Caspase 2 (CASP2) is a protease that is activated in response to stress (DNA damage) and it appears to participate more in the regulation of the cell cycle than in apoptosis [32]. Moreover, CASP2 acts as a tumor suppressor by inducing cell cycle arrest. CASP2 is highly expressed in B cells during the plasmablast stage of differentiation [33], and is overexpressed in MS patients during relapses and in response to interferon-beta or intravenous immunoglobulin therapy [3436]. In addition, CASP2 is involved specifically in apoptosis in neuronal cells [36, 37]. Together with its modulation of the immune response, this observation strongly suggests that CASP2 contributes to the dampening of lymphocyte proliferation. We believe differences in CASP2 RNA and protein levels in our study should be related with functional regulation of this protein. One hypothesis is that the increase in protein levels may be due to higher stability or lower degradation of this protein in immune cells from MS patients. Such higher levels may suppress the levels of RNA expression as a negative feedback. Alternatively, regulation of CASP2 gene expression and efficiency to translation to protein may differ in MS patients compared to controls, probably due to pro-inflammatory state, leading to higher protein levels even with lower RNA synthesis.

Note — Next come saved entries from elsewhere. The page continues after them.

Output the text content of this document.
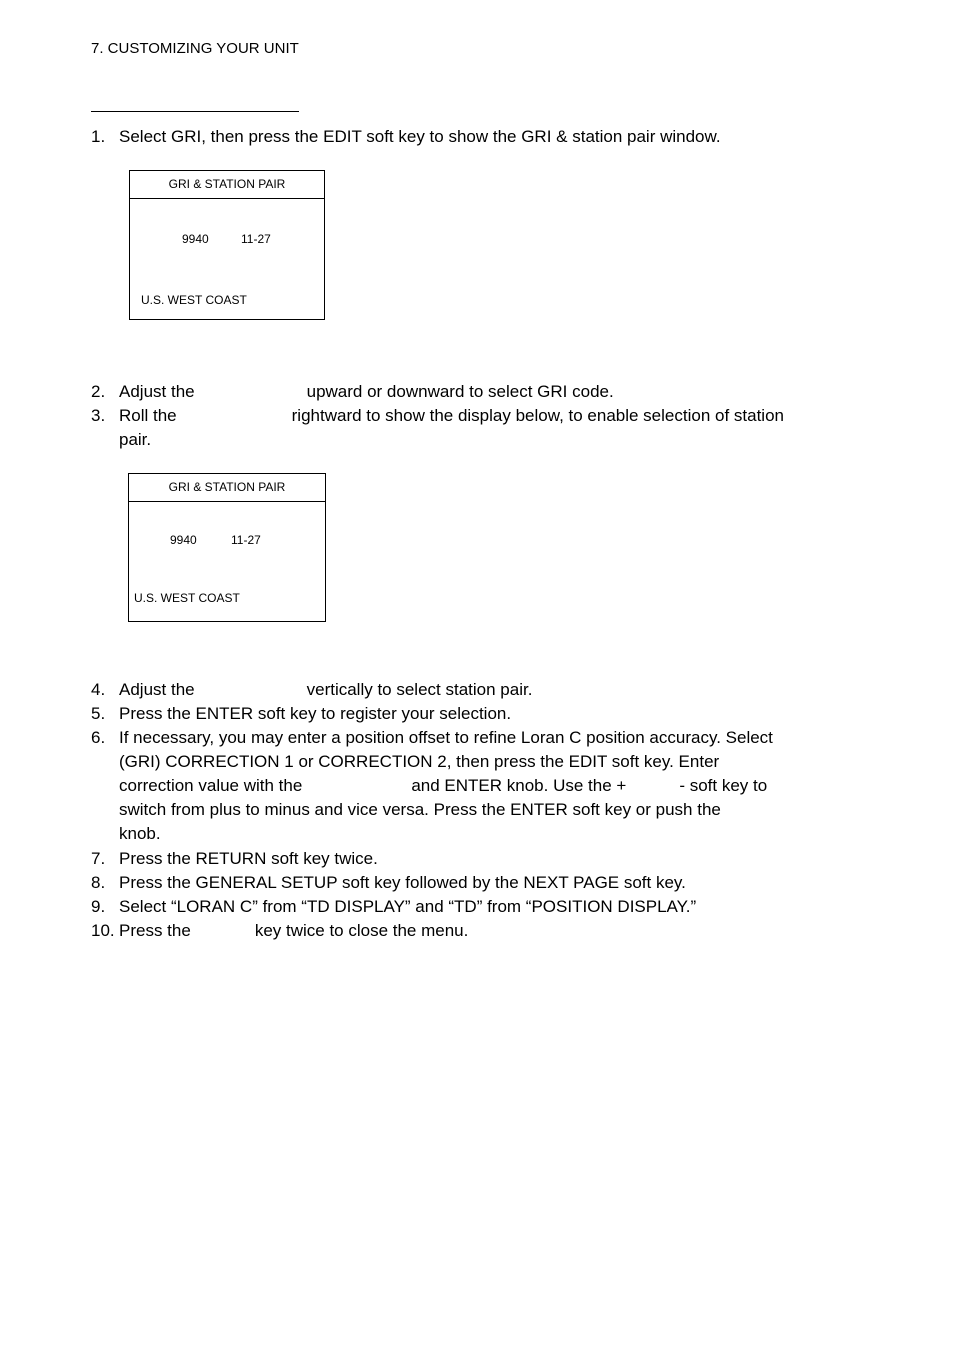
7. CUSTOMIZING YOUR UNIT
1. Select GRI, then press the EDIT soft key to show the GRI & station pair window.
GRI & STATION PAIR
9940	11-27
U.S. WEST COAST
2. Adjust the	upward or downward to select GRI code.
3. Roll the	rightward to show the display below, to enable selection of station
pair.
GRI & STATION PAIR
9940	11-27
U.S. WEST COAST
4. Adjust the	vertically to select station pair.
5. Press the ENTER soft key to register your selection.
6. If necessary, you may enter a position offset to refine Loran C position accuracy. Select
(GRI) CORRECTION 1 or CORRECTION 2, then press the EDIT soft key. Enter
correction value with the	and ENTER knob. Use the +	- soft key to
switch from plus to minus and vice versa. Press the ENTER soft key or push the
knob.
7. Press the RETURN soft key twice.
8. Press the GENERAL SETUP soft key followed by the NEXT PAGE soft key.
9. Select “LORAN C” from “TD DISPLAY” and “TD” from “POSITION DISPLAY.”
10. Press the	key twice to close the menu.
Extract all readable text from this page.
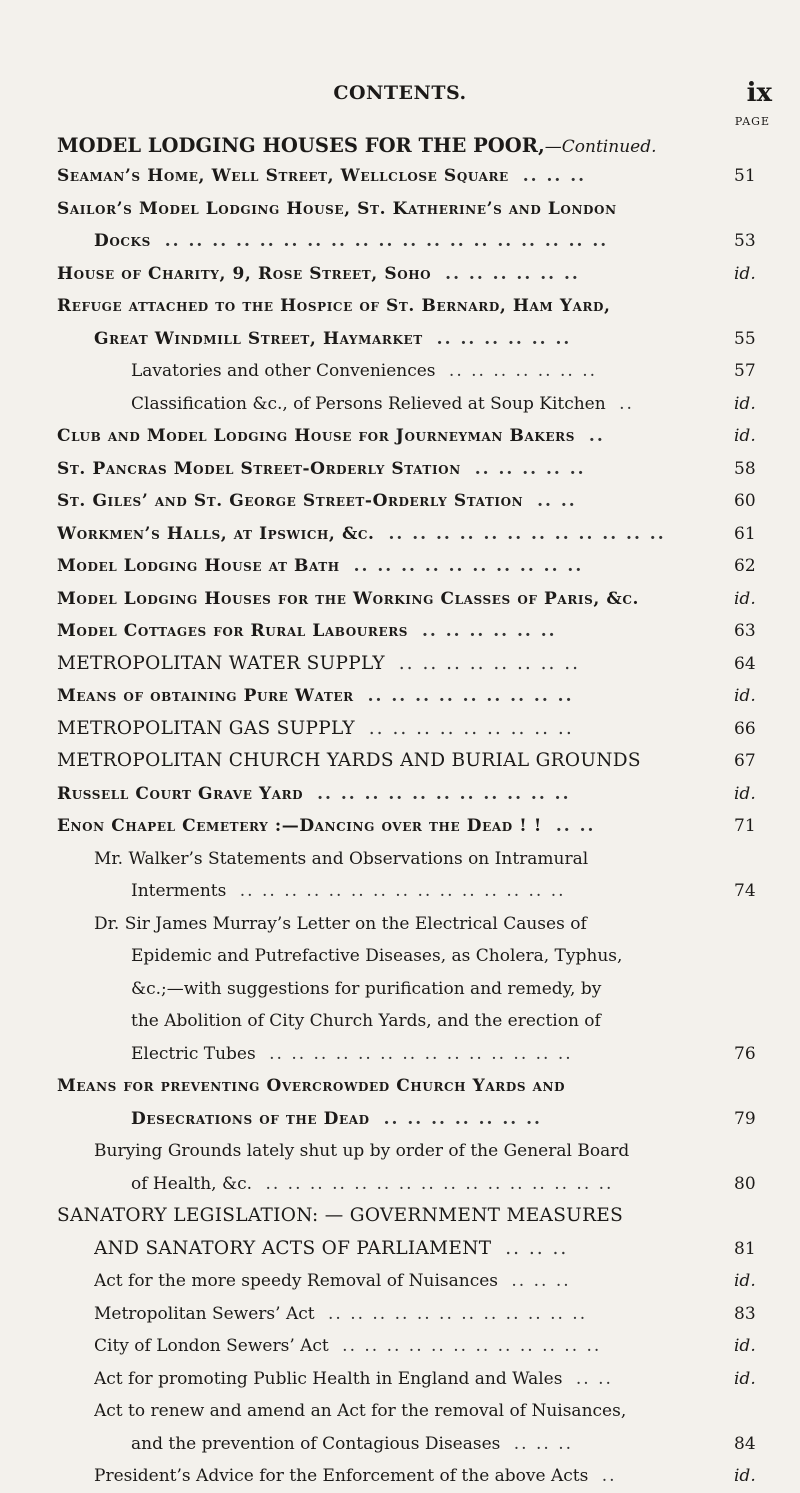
CONTENTS.	ix
PAGE
MODEL LODGING HOUSES FOR THE POOR,—Continued.
Seaman’s Home, Well Street, Wellclose Square .. .. ..	51
Sailor’s Model Lodging House, St. Katherine’s and London
Docks .. .. .. .. .. .. .. .. .. .. .. .. .. .. .. .. .. .. ..	53
House of Charity, 9, Rose Street, Soho .. .. .. .. .. ..	id.
Refuge attached to the Hospice of St. Bernard, Ham Yard,
Great Windmill Street, Haymarket .. .. .. .. .. ..	55
Lavatories and other Conveniences .. .. .. .. .. .. ..	57
Classification &c., of Persons Relieved at Soup Kitchen ..	id.
Club and Model Lodging House for Journeyman Bakers ..	id.
St. Pancras Model Street-Orderly Station .. .. .. .. ..	58
St. Giles’ and St. George Street-Orderly Station .. ..	60
Workmen’s Halls, at Ipswich, &c. .. .. .. .. .. .. .. .. .. .. .. ..	61
Model Lodging House at Bath .. .. .. .. .. .. .. .. .. ..	62
Model Lodging Houses for the Working Classes of Paris, &c.	id.
Model Cottages for Rural Labourers .. .. .. .. .. ..	63
METROPOLITAN WATER SUPPLY .. .. .. .. .. .. .. ..	64
Means of obtaining Pure Water .. .. .. .. .. .. .. .. ..	id.
METROPOLITAN GAS SUPPLY .. .. .. .. .. .. .. .. ..	66
METROPOLITAN CHURCH YARDS AND BURIAL GROUNDS	67
Russell Court Grave Yard .. .. .. .. .. .. .. .. .. .. ..	id.
Enon Chapel Cemetery :—Dancing over the Dead ! ! .. ..	71
Mr. Walker’s Statements and Observations on Intramural
Interments .. .. .. .. .. .. .. .. .. .. .. .. .. .. ..	74
Dr. Sir James Murray’s Letter on the Electrical Causes of
Epidemic and Putrefactive Diseases, as Cholera, Typhus,
&c.;—with suggestions for purification and remedy, by
the Abolition of City Church Yards, and the erection of
Electric Tubes .. .. .. .. .. .. .. .. .. .. .. .. .. ..	76
Means for preventing Overcrowded Church Yards and
Desecrations of the Dead .. .. .. .. .. .. ..	79
Burying Grounds lately shut up by order of the General Board
of Health, &c. .. .. .. .. .. .. .. .. .. .. .. .. .. .. .. ..	80
SANATORY LEGISLATION: — GOVERNMENT MEASURES
AND SANATORY ACTS OF PARLIAMENT .. .. ..	81
Act for the more speedy Removal of Nuisances .. .. ..	id.
Metropolitan Sewers’ Act .. .. .. .. .. .. .. .. .. .. .. ..	83
City of London Sewers’ Act .. .. .. .. .. .. .. .. .. .. .. ..	id.
Act for promoting Public Health in England and Wales .. ..	id.
Act to renew and amend an Act for the removal of Nuisances,
and the prevention of Contagious Diseases .. .. ..	84
President’s Advice for the Enforcement of the above Acts ..	id.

Synaptotagmin-like 2 (SYTL2 or SLP2) is a member of a C2 domain-containing protein family and it is involved in RAB27A-dependent vesicular trafficking. Among other functions, SYTL2 participates in the maturation of immune synapses in cytotoxic T cells in order to promote the exocytoxis of cytotoxic granules containing perforin [38]. Interestingly, SYTL2 is required for mitochondrial fusion in response to cellular stress [39], which is critical for the restoration of mitochondrial function after stress damage [40]. Its mode of action suggests that SYTL2 participates in the stress response during inflammation.

There are several limitations of the present study that should be noted. The definitions of “active” and “stable” disease are based on the clinical expression of the disease and thus, they do not account for sub-clinical activity revealed by MRI. For this reason, our findings only apply to clinically active disease and we were not able to correlate our findings with imaging markers of disease activity. Nevertheless, misclassification of patients due to lack of MRI would increase the number of false negatives more than the number of false positives, suggesting that validated biomarkers of the proposed phenotype will persist even in the presence of the noise generated due to inaccurate clinical descriptions [3]. Although our datasets were small, we followed a sequential analysis in independent cohorts for reducing number of genes and test performed. Overall, this strategy decreased the risk of false positives, which is the main limitation in gene expression studies.

Conclusion

In summary, we describe a gene expression pattern composed by DOCK10, CASP2 and SYTL2, which is associated with a more active course of disease in patients with RRMS. The biological function of the genes and pathways identified suggest that clinical disease activity in the early to medium phase of MS is associated with increased activation of the adaptive immune system, involving both T and B cells. Additional studies will be required to further validate this molecular biomarker as well as for validating such therapeutic targets for MS and other autoimmune diseases.